Japanese core consumer prices fell at the fastest annual pace on record in July, potentially putting pressure on a reluctant Bank of Japan to rein in deepening deflation.
The politically sensitive jobless rate also hit a record high 5.7 percent ahead of Sunday's election, which the opposition Democratic Party looks set to win.
Analysts don't expect fresh BOJ action any time soon but some say the Democrats, if they take power, may ask the central bank to maintain very low rates to keep the economy afloat, or even call for more action down the road.
The BOJ was a little bit in denial in the first half of this year, but the CPI data may have them rethink their approach to policy, said Simon Wong, regional economist at Standard Chartered in Hong Kong.
There's no more talk of exit strategy. There may also be pressure to be more aggressive by saying they're committed to current policy until prices turn positive.
The BOJ, however, is unlikely to revert to full-blown quantitative easing and flood the banking system with excess cash as long as price falls narrow in the months ahead, as it doesn't believe deflation is likely to spiral out of control.
Core consumer prices, which excludes volatile fresh food prices but includes oil costs, fell 2.2 percent in the year to July, matching a median market forecast and renewing a record for the third straight month, data showed on Friday.

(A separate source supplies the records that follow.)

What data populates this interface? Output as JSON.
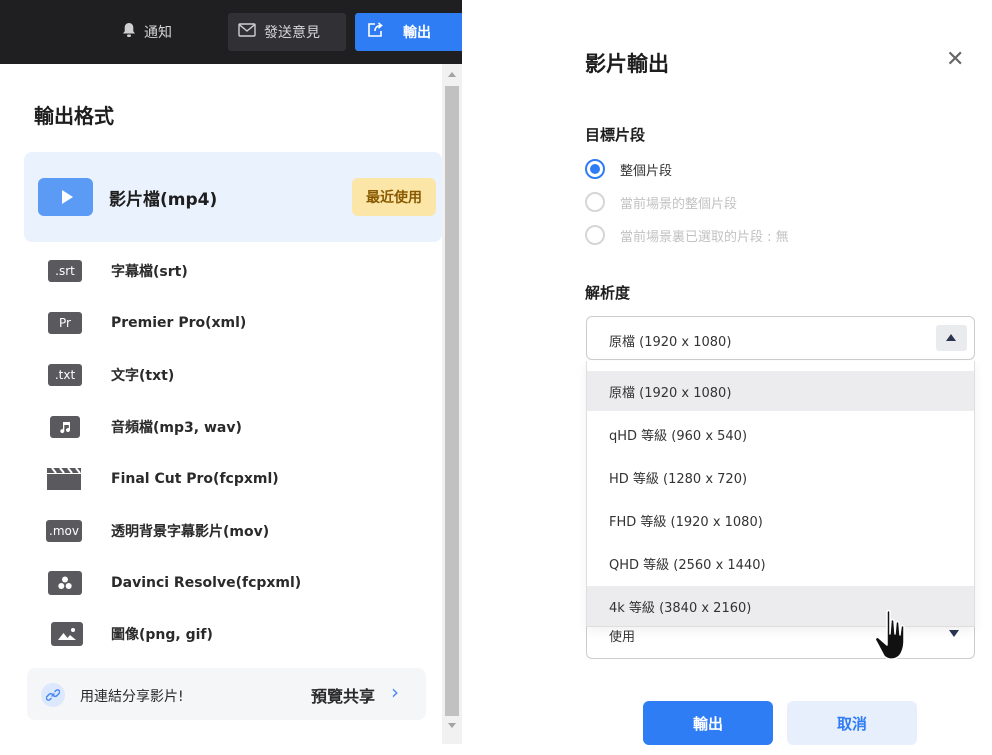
{
  "topbar": {
    "notify_label": "通知",
    "feedback_label": "發送意見",
    "export_label": "輸出"
  },
  "format_panel": {
    "title": "輸出格式",
    "mp4": {
      "label": "影片檔(mp4)",
      "badge": "最近使用"
    },
    "items": [
      {
        "badge": ".srt",
        "label": "字幕檔(srt)",
        "icon": "srt-icon"
      },
      {
        "badge": "Pr",
        "label": "Premier Pro(xml)",
        "icon": "premiere-icon"
      },
      {
        "badge": ".txt",
        "label": "文字(txt)",
        "icon": "txt-icon"
      },
      {
        "badge": "",
        "label": "音頻檔(mp3, wav)",
        "icon": "music-note-icon"
      },
      {
        "badge": "",
        "label": "Final Cut Pro(fcpxml)",
        "icon": "clapperboard-icon"
      },
      {
        "badge": ".mov",
        "label": "透明背景字幕影片(mov)",
        "icon": "mov-icon"
      },
      {
        "badge": "",
        "label": "Davinci Resolve(fcpxml)",
        "icon": "davinci-icon"
      },
      {
        "badge": "",
        "label": "圖像(png, gif)",
        "icon": "image-icon"
      }
    ],
    "share": {
      "text": "用連結分享影片!",
      "link": "預覽共享"
    }
  },
  "dialog": {
    "title": "影片輸出",
    "segment_title": "目標片段",
    "segment_options": [
      {
        "label": "整個片段",
        "selected": true,
        "enabled": true
      },
      {
        "label": "當前場景的整個片段",
        "selected": false,
        "enabled": false
      },
      {
        "label": "當前場景裏已選取的片段 : 無",
        "selected": false,
        "enabled": false
      }
    ],
    "resolution_title": "解析度",
    "resolution_value": "原檔 (1920 x 1080)",
    "resolution_options": [
      "原檔 (1920 x 1080)",
      "qHD 等級 (960 x 540)",
      "HD 等級 (1280 x 720)",
      "FHD 等級 (1920 x 1080)",
      "QHD 等級 (2560 x 1440)",
      "4k 等級 (3840 x 2160)"
    ],
    "hidden_select_value": "使用",
    "export_button": "輸出",
    "cancel_button": "取消"
  },
  "colors": {
    "accent": "#2f7df5",
    "topbar_bg": "#1f1f21",
    "recent_badge_bg": "#fbe6a8",
    "mp4_row_bg": "#eaf2fe"
  }
}
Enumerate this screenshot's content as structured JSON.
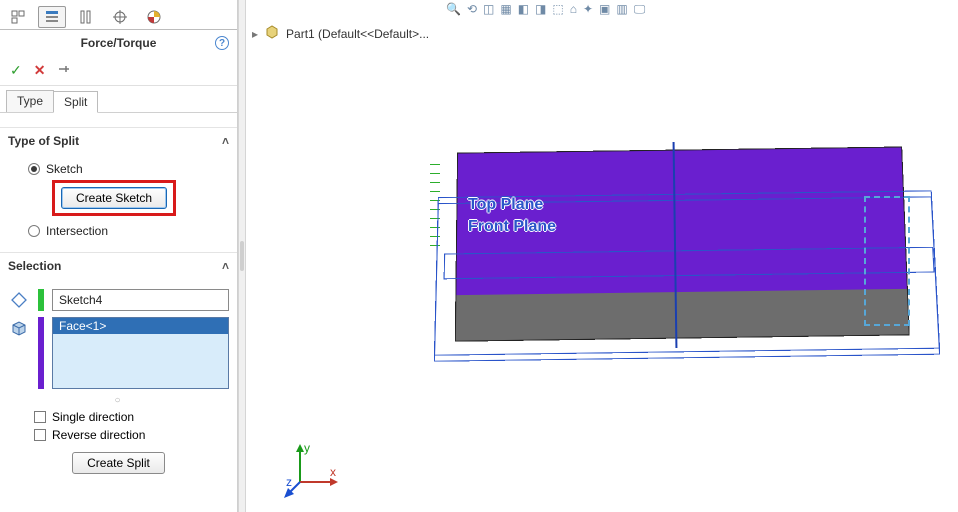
{
  "header": {
    "title": "Force/Torque"
  },
  "subtabs": {
    "type": "Type",
    "split": "Split"
  },
  "breadcrumb": {
    "part": "Part1 (Default<<Default>..."
  },
  "sections": {
    "type_of_split": {
      "title": "Type of Split",
      "sketch_label": "Sketch",
      "intersection_label": "Intersection",
      "create_sketch_btn": "Create Sketch"
    },
    "selection": {
      "title": "Selection",
      "sketch_value": "Sketch4",
      "face_item": "Face<1>",
      "single_dir": "Single direction",
      "reverse_dir": "Reverse direction",
      "create_split_btn": "Create Split"
    }
  },
  "planes": {
    "top": "Top Plane",
    "front": "Front Plane"
  },
  "triad": {
    "x": "x",
    "y": "y",
    "z": "z"
  },
  "icons": {
    "feature_tree": "feature-tree-icon",
    "property_mgr": "property-manager-icon",
    "config_mgr": "configuration-manager-icon",
    "dim_mgr": "dimxpert-icon",
    "appearance": "appearance-icon",
    "help": "?",
    "ok": "✓",
    "cancel": "✕",
    "pin": "📌",
    "chevron": "˄",
    "sketch_sel": "◈",
    "face_sel": "◪",
    "tri": "▸",
    "part": "⎔"
  },
  "colors": {
    "highlight": "#d81a1a",
    "model_top": "#6a1fcf",
    "model_bottom": "#6d6d6d",
    "plane_edge": "#2a54c9",
    "selection_bg": "#d8ecfa"
  }
}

For a graphic of Japanese, US and Eurozone price moves click:
In a sign deflation is becoming more pervasive, the so-called core-core consumer price index, which strips out food and energy costs, marked its biggest annual fall in seven years.
While price falls will moderate when the base effect of last summer's spike in energy prices fade later this year, weak domestic demand is expected to keep deflationary pressure alive.
The 0.9 percent annual fall in core-core CPI, which is similar to the core index used in other developed countries, was the biggest drop since July 2002 and was the fifth straight month the pace of decline accelerated.
Core consumer prices for Tokyo, available a month before the nationwide data, fell a record 1.9 percent in August from a year earlier, roughly matching market forecasts.
In another sign of weak demand, household spending fell 2.0 percent in July from a year earlier, bigger than a median market forecast for a 0.5 percent fall.
The yen eased slightly to 93.61 against the dollar from about 93.56 before the data.
MORE PRESSURE ON BOJ?
The BOJ is already forecasting two years of deflation and is likely to extend that to three when it issues its twice-yearly outlook report in October.
The bank has said there is no need to act unless the economy falls into a deflationary spiral, in which expectations of price declines so undermine demand that companies cut prices to below cost and cover their losses by slashing jobs and wages, making consumers even less willing to spend.
Many analysts agree with the BOJ that Japan will escape such a spiral because inflation expectations remain stable.
But rising job losses are likely to keep any economic recovery fragile, which could prolong deflation and pile pressure on the central bank for an expanded policy response to the slump triggered by the global financial crisis.
The unemployment number looks very bad, and politicians may increase pressure on the BOJ to do more, as the BOJ as of now does not intend to do more but is thinking about when to begin withdrawing extraordinary measures, said Dariusz Kowalczyk, chief investment strategist at SJS Markets in Hong Kong.
For a graphic of joblessness and household spending click:
A Democrats' win in Sunday's election will likely have no immediate impact, but they might push the central bank to do more and might take an aggressive stance on monetary policy, Kowalczyk said.
The BOJ has taken various unconventional steps to lessen the impact of the global financial crisis, such as buying commercial paper and corporate bonds from banks.
Many market players expect the central bank to extend the programmes beyond their current expiry date in December.
While the BOJ seems very unlikely to return to full-blown quantitative easing, it could instead buy more government bonds or make a commitment to keeping interest rates very low.
A Reuters poll shows analysts expect the BOJ to keep rates steady at 0.1 percent at least until March 2011.
Japan's economy returned to growth in the second quarter, pulling out of its longest postwar recession, but analysts warn of a rocky road ahead as the nascent recovery was based on short-term stimulus efforts around the world.